In [71]:
# pip install sturdy-stats-sdk pandas numpy plotly

from sturdystats import Index, Job
import pandas as pd
import numpy as np

API_KEY = None

### Load Earnings Call Dataset

For those who do not follow finance, an earnings call is  "a conference call between the management of a public company, analysts, investors, and the media to discuss the company’s financial results during a given reporting period, such as a quarter or a fiscal year. An earnings call is usually preceded by an earnings report, which contains summary information on financial performance for the period." [1] 
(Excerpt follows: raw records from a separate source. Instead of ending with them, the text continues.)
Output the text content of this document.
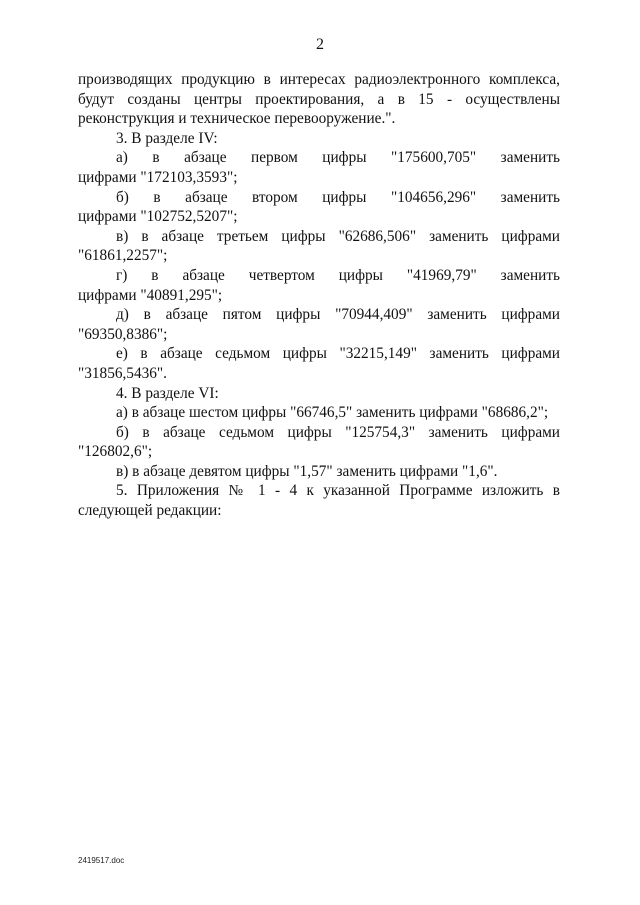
2
производящих продукцию в интересах радиоэлектронного комплекса,
будут созданы центры проектирования, а в 15 - осуществлены
реконструкция и техническое перевооружение.".
3. В разделе IV:
а) в абзаце первом цифры "175600,705" заменить
цифрами "172103,3593";
б) в абзаце втором цифры "104656,296" заменить
цифрами "102752,5207";
в) в абзаце третьем цифры "62686,506" заменить цифрами
"61861,2257";
г) в абзаце четвертом цифры "41969,79" заменить
цифрами "40891,295";
д) в абзаце пятом цифры "70944,409" заменить цифрами
"69350,8386";
е) в абзаце седьмом цифры "32215,149" заменить цифрами
"31856,5436".
4. В разделе VI:
а) в абзаце шестом цифры "66746,5" заменить цифрами "68686,2";
б) в абзаце седьмом цифры "125754,3" заменить цифрами "126802,6";
в) в абзаце девятом цифры "1,57" заменить цифрами "1,6".
5. Приложения № 1 - 4 к указанной Программе изложить в
следующей редакции:
2419517.doc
This dataset is on earnings calls for the {Google, Apple, Meta, Microsoft, and Nvidia} for the years {2023, 2024}

In [23]:
df = pd.read_parquet("data/tech_earnings_calls_oct_2024.parquet")
df.head()

Unnamed: 0,ticker,quarter,year,doc,published,title,author,priceDelta
0,GOOG,2024Q1,2023,"Operator: Welcome, everyone. Thank you for sta...",2024-01-30,GOOG 2024Q1,GOOG,-0.091346
1,GOOG,2023Q4,2023,"Operator: Welcome, everyone. Thank you for sta...",2023-10-24,GOOG 2023Q4,GOOG,-0.083095
2,GOOG,2023Q3,2023,"Operator: Welcome, everyone. Thank you for sta...",2023-07-25,GOOG 2023Q3,GOOG,0.061722
3,GOOG,2023Q2,2023,"Operator: Welcome, everyone. Thank you for sta...",2023-04-25,GOOG 2023Q2,GOOG,-0.021557
4,GOOG,2024Q4,2024,"Operator: Welcome, everyone. Thank you for sta...",2024-10-29,GOOG 2024Q4,GOOG,0.045372


In [24]:
df.ticker.unique(), np.array(sorted(df.quarter.unique()))

(array(['GOOG', 'AAPL', 'META', 'MSFT', 'NVDA'], dtype=object),
 array(['2022Q2', '2022Q3', '2022Q4', '2023Q1', '2023Q2', '2023Q3',
        '2023Q4', '2024Q1', '2024Q2', '2024Q3', '2024Q4'], dtype='<U6'))

#### A brief preview of what the call looks like
The transcripts of these calls tend to range from 10-40 pages and 8000-30000 tokens each.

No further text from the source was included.